Biological evaluation and structure activity relationship of 9-methyl-1-phenyl- 9H-pyrido[3,4- b]indole derivatives as anti-leishmanial agents

Anti-leishmanial activity EC ₅₀ (µM).

L. infantum: promastigotes 1.59 and axenic amastigotes 1.4.

L. donovani: promastigotes 0.9, axenic amastigotes 1.4 and intracellular amstigotes 1.3.

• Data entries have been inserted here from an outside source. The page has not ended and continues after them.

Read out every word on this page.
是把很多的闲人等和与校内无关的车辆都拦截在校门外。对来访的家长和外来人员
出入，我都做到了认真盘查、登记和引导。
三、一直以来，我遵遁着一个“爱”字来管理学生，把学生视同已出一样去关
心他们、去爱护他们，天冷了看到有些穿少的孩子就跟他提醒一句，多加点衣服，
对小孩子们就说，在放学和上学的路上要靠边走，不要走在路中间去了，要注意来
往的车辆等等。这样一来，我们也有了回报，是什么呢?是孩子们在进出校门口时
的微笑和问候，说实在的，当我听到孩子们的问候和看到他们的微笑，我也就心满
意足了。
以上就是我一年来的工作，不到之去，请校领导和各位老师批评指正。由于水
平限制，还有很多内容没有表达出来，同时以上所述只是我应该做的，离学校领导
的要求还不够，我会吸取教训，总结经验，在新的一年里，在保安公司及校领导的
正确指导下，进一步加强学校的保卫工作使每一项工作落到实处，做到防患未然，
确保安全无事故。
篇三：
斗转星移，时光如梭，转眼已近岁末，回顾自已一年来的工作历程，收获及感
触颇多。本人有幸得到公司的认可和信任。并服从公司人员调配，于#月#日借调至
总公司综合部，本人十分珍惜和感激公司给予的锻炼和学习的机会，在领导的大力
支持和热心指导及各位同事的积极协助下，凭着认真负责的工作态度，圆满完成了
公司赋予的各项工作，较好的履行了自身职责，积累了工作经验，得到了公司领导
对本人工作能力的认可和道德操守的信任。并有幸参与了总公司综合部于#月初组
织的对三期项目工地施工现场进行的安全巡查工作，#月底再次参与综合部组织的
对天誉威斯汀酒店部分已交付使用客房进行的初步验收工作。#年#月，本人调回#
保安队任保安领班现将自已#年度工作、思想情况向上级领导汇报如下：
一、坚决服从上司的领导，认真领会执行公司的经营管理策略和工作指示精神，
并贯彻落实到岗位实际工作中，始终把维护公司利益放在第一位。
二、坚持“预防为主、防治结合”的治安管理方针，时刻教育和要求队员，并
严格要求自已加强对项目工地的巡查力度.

A series of piperazinyl-β-carboline-3-carboxamide derivatives were designed through a molecular hybridization approach. Designed analogues were synthesized, characterized and evaluated for anti-leishmanial activity against Leishmania infantum and Leishmania donovani. In L. infantum inhibition assay , compounds 7d, 7g and 7c displayed potent inhibition of promastigotes (EC ₅₀ 1.59, 1.47 and 3.73 µM respectively) and amastigotes (EC ₅₀ 1.4, 1.9 and 2.6 µM respectively). SAR studies revealed that, para substitution of methoxy, chloro groups and methyl group on ortho position favored anti-leishmanial activity against L. infantum. Among these analogues 7d, 7h, 7n and 7g exhibited potent inhibition against L. donovani promastigotes (EC ₅₀ 0.91, 4.0, 4.57 and 5.02 µM respectively), axenic amastigotes (EC ₅₀ 0.9, 3.5, 2.2 and 3.8 µM respectively) and intracellular amastigotes (EC ₅₀ 1.3, 7.8, 5.6 and 6.3 µM respectively). SAR studies suggested that, para substitution of methoxy group, para and meta substitution of chloro groups and benzyl replacement recommended for significant anti-leishmanial against L. donovani.